Condenas por apropiación de bebés y crímenes de lesa humanidad

Capdevila estuvo involucrado en al menos tres partos clandestinos: el de María del Carmen Poblete, el de Susana Pegoraro y el de Silvia Dameri.

Por su participación en estos hechos aberrantes, el médico torturador recibió tres condenas, que luego fueron unificadas:

  • En 2015, fue sentenciado a 10 años de prisión por la sustracción de la hija de Silvia Dameri y Orlando Ruiz, quien fue apropiada por el prefecto Juan Antonio Azic, también integrante del grupo de tareas de la ESMA y apropiador de Victoria Donda Pérez.
  • En 2011, recibió una pena de 20 años en el segundo juicio por crímenes de lesa humanidad cometidos en la ESMA.
  • En 2017, fue condenado a 15 años en la megacausa ESMA Unificada.

Fuentes judiciales informaron a Página/12 que el lunes 28 de julio, el Tribunal Oral Federal Nº5 fue notificado del fallecimiento de Capdevila. La unidad fiscal, a cargo de Félix Crous, solicitará medidas excepcionales para comprobar la muerte, dadas las características del condenado y la relevancia de las causas en las que estuvo involucrado.

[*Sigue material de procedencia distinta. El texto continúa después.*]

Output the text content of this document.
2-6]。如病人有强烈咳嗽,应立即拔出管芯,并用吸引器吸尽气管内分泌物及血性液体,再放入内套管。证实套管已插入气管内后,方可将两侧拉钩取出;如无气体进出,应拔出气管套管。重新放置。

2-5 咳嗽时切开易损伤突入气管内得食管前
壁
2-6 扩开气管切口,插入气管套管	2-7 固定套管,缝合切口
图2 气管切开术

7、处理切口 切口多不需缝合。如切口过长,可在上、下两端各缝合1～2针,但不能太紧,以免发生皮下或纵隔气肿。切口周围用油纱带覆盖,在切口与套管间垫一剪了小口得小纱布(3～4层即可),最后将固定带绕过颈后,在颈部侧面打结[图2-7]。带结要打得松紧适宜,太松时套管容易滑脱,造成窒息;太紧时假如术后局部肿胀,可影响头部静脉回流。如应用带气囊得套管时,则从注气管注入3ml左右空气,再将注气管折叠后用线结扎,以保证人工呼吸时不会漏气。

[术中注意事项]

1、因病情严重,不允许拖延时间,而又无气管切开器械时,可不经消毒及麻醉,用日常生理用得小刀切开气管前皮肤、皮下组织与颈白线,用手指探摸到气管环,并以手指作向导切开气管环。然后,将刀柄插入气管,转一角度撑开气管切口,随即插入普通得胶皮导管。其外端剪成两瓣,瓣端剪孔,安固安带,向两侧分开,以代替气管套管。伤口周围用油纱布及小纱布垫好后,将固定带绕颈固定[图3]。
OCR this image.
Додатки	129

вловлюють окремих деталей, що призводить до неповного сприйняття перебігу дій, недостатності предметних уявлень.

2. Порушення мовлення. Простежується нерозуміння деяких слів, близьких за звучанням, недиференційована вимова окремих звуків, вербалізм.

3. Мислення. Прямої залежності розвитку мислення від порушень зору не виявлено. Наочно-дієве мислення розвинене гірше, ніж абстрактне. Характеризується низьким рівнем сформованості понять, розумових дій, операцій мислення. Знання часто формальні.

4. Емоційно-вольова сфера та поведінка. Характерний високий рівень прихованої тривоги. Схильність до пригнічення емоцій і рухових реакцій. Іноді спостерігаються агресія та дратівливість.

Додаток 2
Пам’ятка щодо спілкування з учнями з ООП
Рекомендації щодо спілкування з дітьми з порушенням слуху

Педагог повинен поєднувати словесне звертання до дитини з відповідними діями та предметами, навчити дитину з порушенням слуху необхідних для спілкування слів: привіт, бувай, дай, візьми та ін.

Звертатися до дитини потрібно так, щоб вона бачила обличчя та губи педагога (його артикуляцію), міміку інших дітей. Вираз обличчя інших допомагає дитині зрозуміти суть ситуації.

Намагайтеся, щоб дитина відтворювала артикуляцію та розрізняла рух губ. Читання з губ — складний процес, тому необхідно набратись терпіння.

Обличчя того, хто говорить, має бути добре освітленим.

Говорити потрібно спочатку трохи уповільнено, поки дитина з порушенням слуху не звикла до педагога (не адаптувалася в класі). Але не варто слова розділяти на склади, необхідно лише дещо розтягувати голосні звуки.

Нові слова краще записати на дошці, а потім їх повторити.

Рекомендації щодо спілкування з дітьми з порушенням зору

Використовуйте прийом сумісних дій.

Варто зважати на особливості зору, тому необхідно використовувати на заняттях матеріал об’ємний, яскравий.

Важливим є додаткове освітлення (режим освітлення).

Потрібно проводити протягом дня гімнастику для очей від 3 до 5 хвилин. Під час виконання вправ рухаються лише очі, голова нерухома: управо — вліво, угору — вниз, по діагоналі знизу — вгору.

El horror de la maternidad clandestina

Según los escalofriantes testimonios de sobrevivientes, las mujeres embarazadas eran mantenidas encerradas y aisladas en una habitación a la espera del parto. Se les prometía que sus hijos serían entregados a sus familias para ser criados hasta que ellas recuperaran la libertad. Incluso se las animaba a escribir cartas, elegir nombres y, en algunos casos, preparar ajuares para los bebés. Sin embargo, pocos días después del alumbramiento, tanto las madres como sus hijos desaparecían.

La mayoría de estos partos eran atendidos por el médico ginecólogo del Hospital Naval, Jorge Luis Magnacco, casi siempre con la colaboración de Carlos Octavio Capdevila, consolidando su rol en uno de los capítulos más oscuros de la represión ilegal en Argentina.